Soil microbes and biodiversity
Soil microbes are responsible for some of the most important life-sustaining processes. They are decomposers of organic matter and regulators of greenhouse gases (GHGs) released into the atmosphere. Soil microbial activity and diversity are threatened when human activities alter soil structure, or when foreign substances such as microplastics or excessive amounts of nutrients are introduced.
Our research investigates among other things:
- When a peatland is restored, will the microbial communities and their functions that regulate GHGs recover?
- How does ash fertilization, which affects soil chemistry, change soil microbial diversity and activity, and how does this ultimately affect the carbon cycle of peatlands?
- What are the potential impacts of soil microbial diversity in urban green areas for human health in built environments where people move around daily?
Microbes help plants to take up nutrients and water. Simultaneously they produce substances that maintain soil structure and thus increase the soil health and are excellent substates for other organisms in the soil food web. Soil microbes can use soil amendments derived from industrial side-streams as their energy source and decompose plastics. What future opportunities does this ability create?

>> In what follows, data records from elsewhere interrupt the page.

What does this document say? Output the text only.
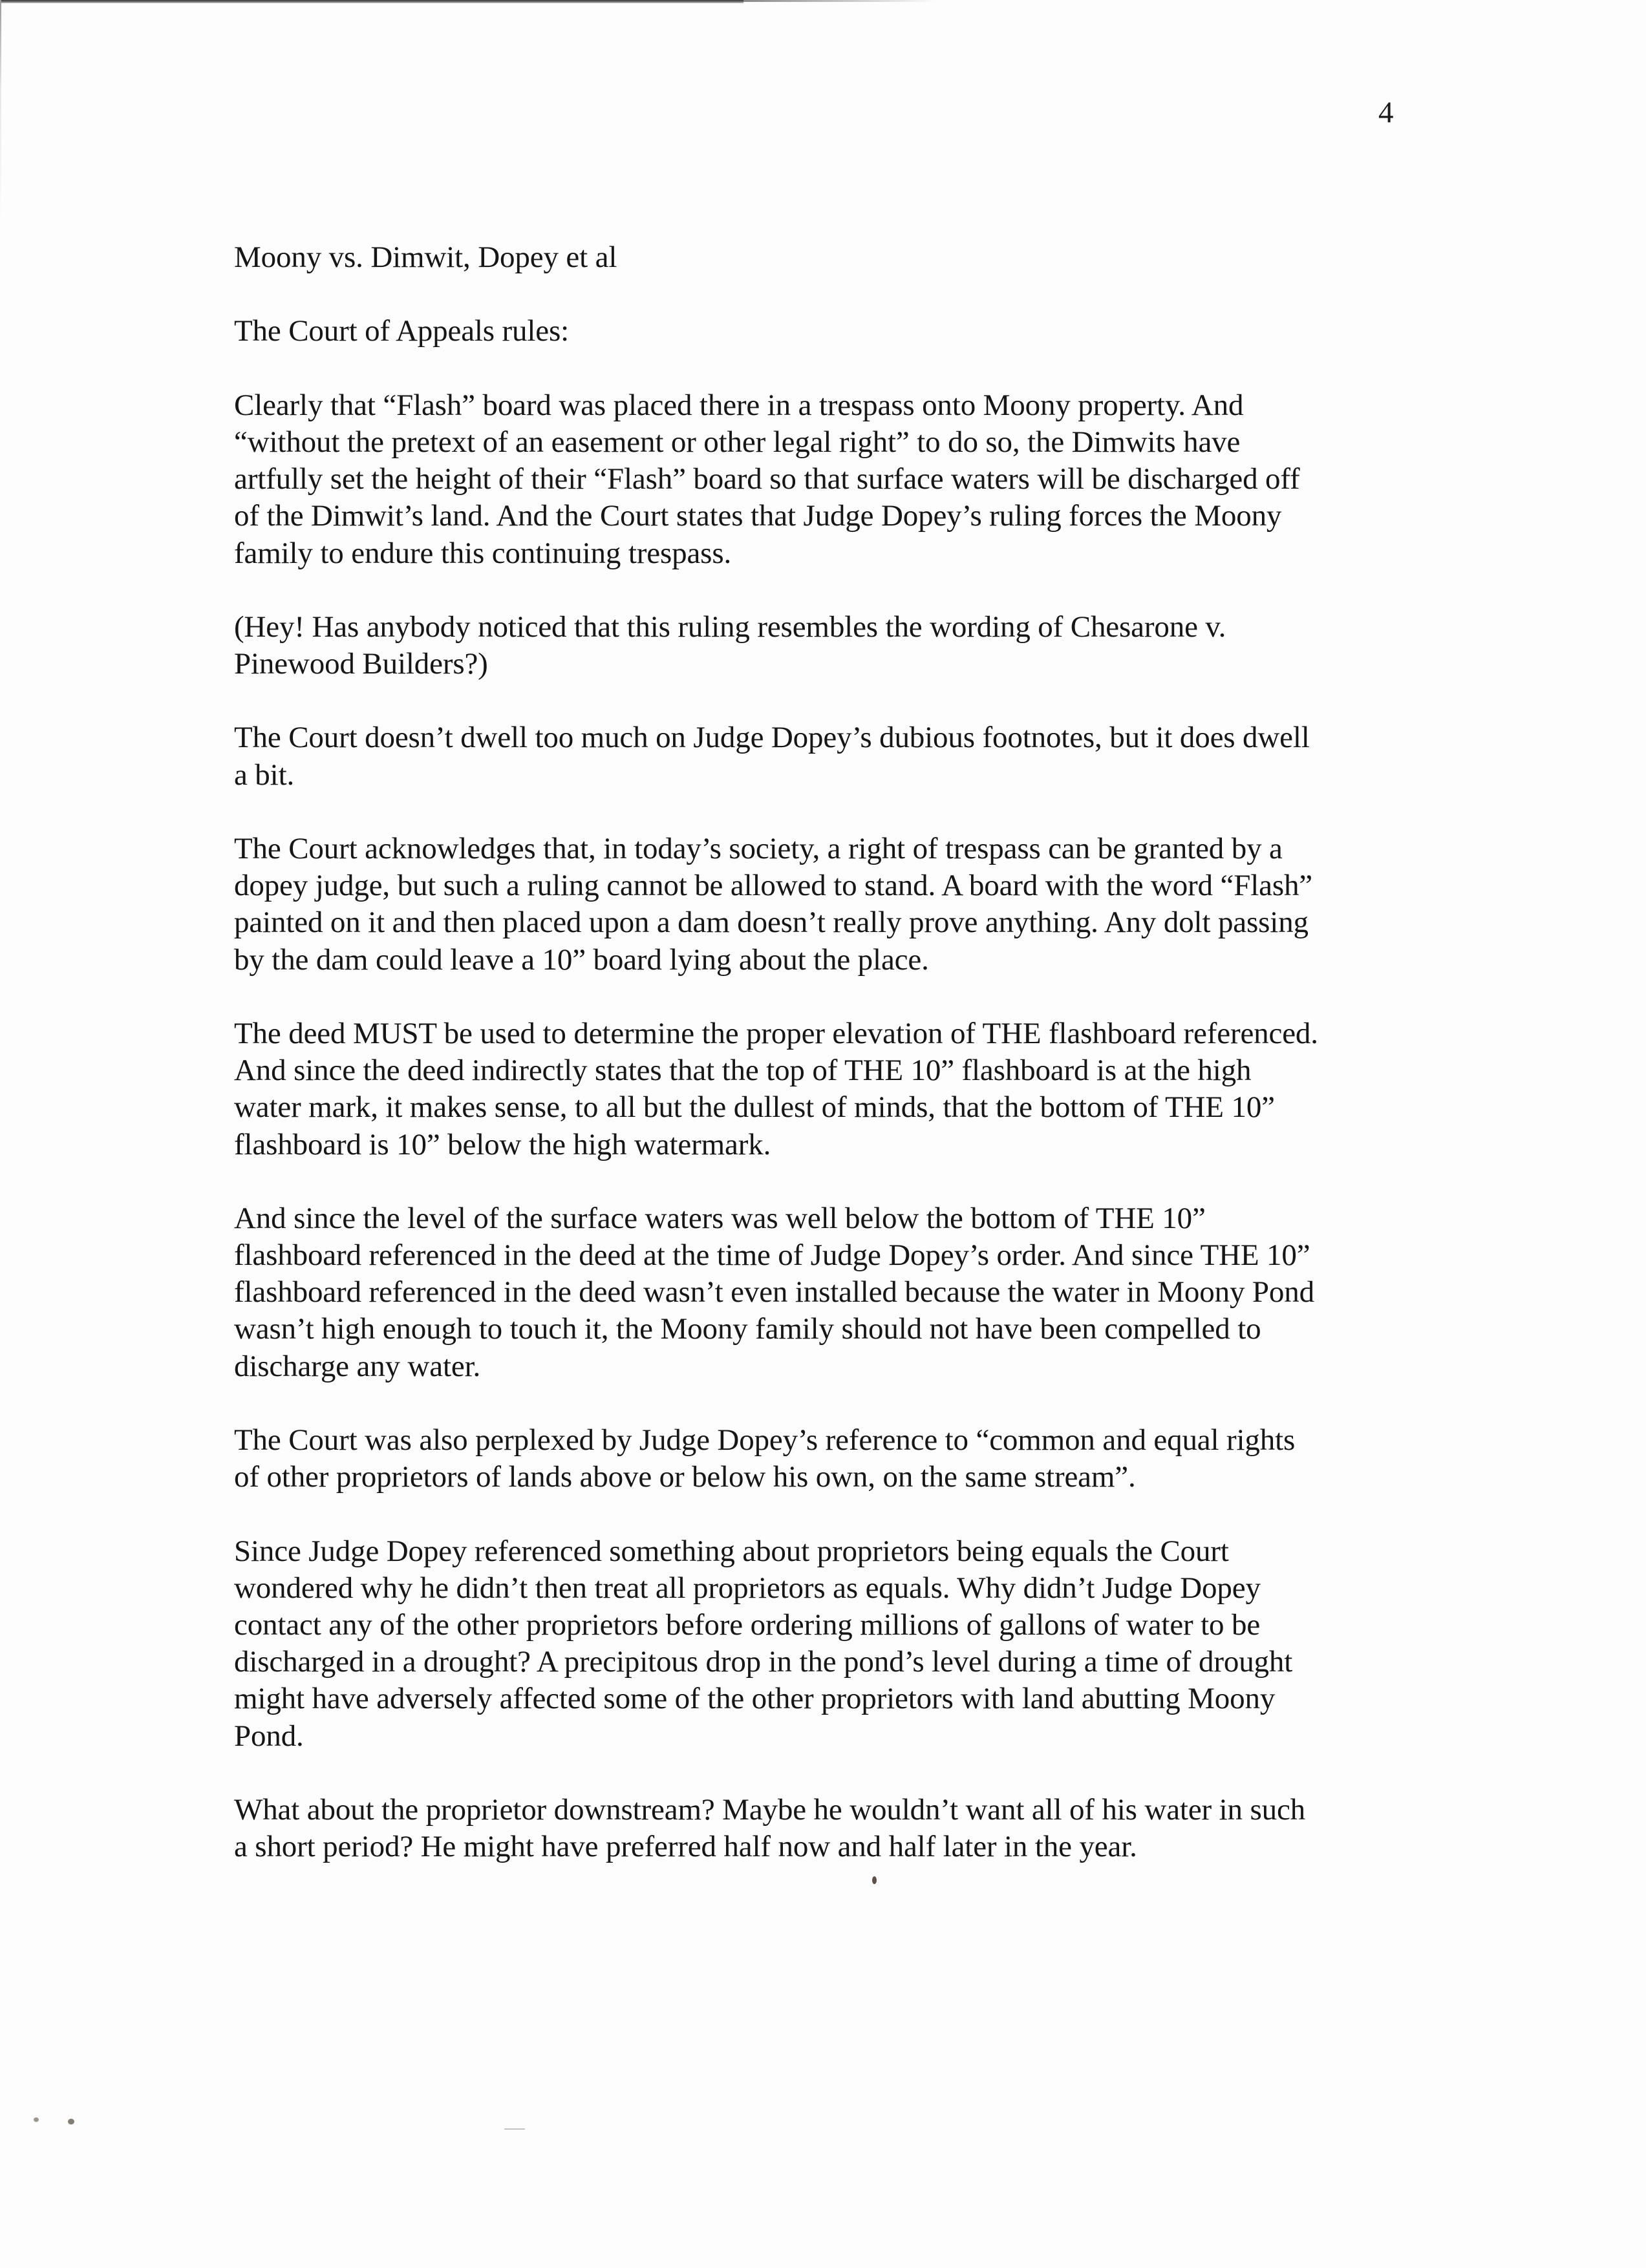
4

Moony vs. Dimwit, Dopey et al
The Court of Appeals rules:
Clearly that “Flash” board was placed there in a trespass onto Moony property. And
“without the pretext of an easement or other legal right” to do so, the Dimwits have
artfully set the height of their “Flash” board so that surface waters will be discharged off
of the Dimwit’s land. And the Court states that Judge Dopey’s ruling forces the Moony
family to endure this continuing trespass.
(Hey! Has anybody noticed that this ruling resembles the wording of Chesarone v.
Pinewood Builders?)
The Court doesn’t dwell too much on Judge Dopey’s dubious footnotes, but it does dwell
a bit.
The Court acknowledges that, in today’s society, a right of trespass can be granted by a
dopey judge, but such a ruling cannot be allowed to stand. A board with the word “Flash”
painted on it and then placed upon a dam doesn’t really prove anything. Any dolt passing
by the dam could leave a 10” board lying about the place.
The deed MUST be used to determine the proper elevation of THE flashboard referenced.
And since the deed indirectly states that the top of THE 10” flashboard is at the high
water mark, it makes sense, to all but the dullest of minds, that the bottom of THE 10”
flashboard is 10” below the high watermark.
And since the level of the surface waters was well below the bottom of THE 10”
flashboard referenced in the deed at the time of Judge Dopey’s order. And since THE 10”
flashboard referenced in the deed wasn’t even installed because the water in Moony Pond
wasn’t high enough to touch it, the Moony family should not have been compelled to
discharge any water.
The Court was also perplexed by Judge Dopey’s reference to “common and equal rights
of other proprietors of lands above or below his own, on the same stream”.
Since Judge Dopey referenced something about proprietors being equals the Court
wondered why he didn’t then treat all proprietors as equals. Why didn’t Judge Dopey
contact any of the other proprietors before ordering millions of gallons of water to be
discharged in a drought? A precipitous drop in the pond’s level during a time of drought
might have adversely affected some of the other proprietors with land abutting Moony
Pond.
What about the proprietor downstream? Maybe he wouldn’t want all of his water in such
a short period? He might have preferred half now and half later in the year.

Microbes have enormous metabolic potential to modify a range of chemical compounds that are difficult to break down and to release nutrients that can be used by other organisms. It is estimated that up to half of all the stablecarbon in soil organic matter is bound in dead microbial biomass. Does the interaction between microbes and soil carbon provide solutions to mitigate climate change?
Microbial biodiversity research has entered a new era, both globally and at Luke. Molecular DNA and RNA methods are going through rapid development and the amount of information about the genomes of unknown microbes is increasing continuously. We are able to observe genetic information directly from material isolated from different environments, which we can trace back to a wide range of species and metabolic pathways and thus link them to ecosystem processes.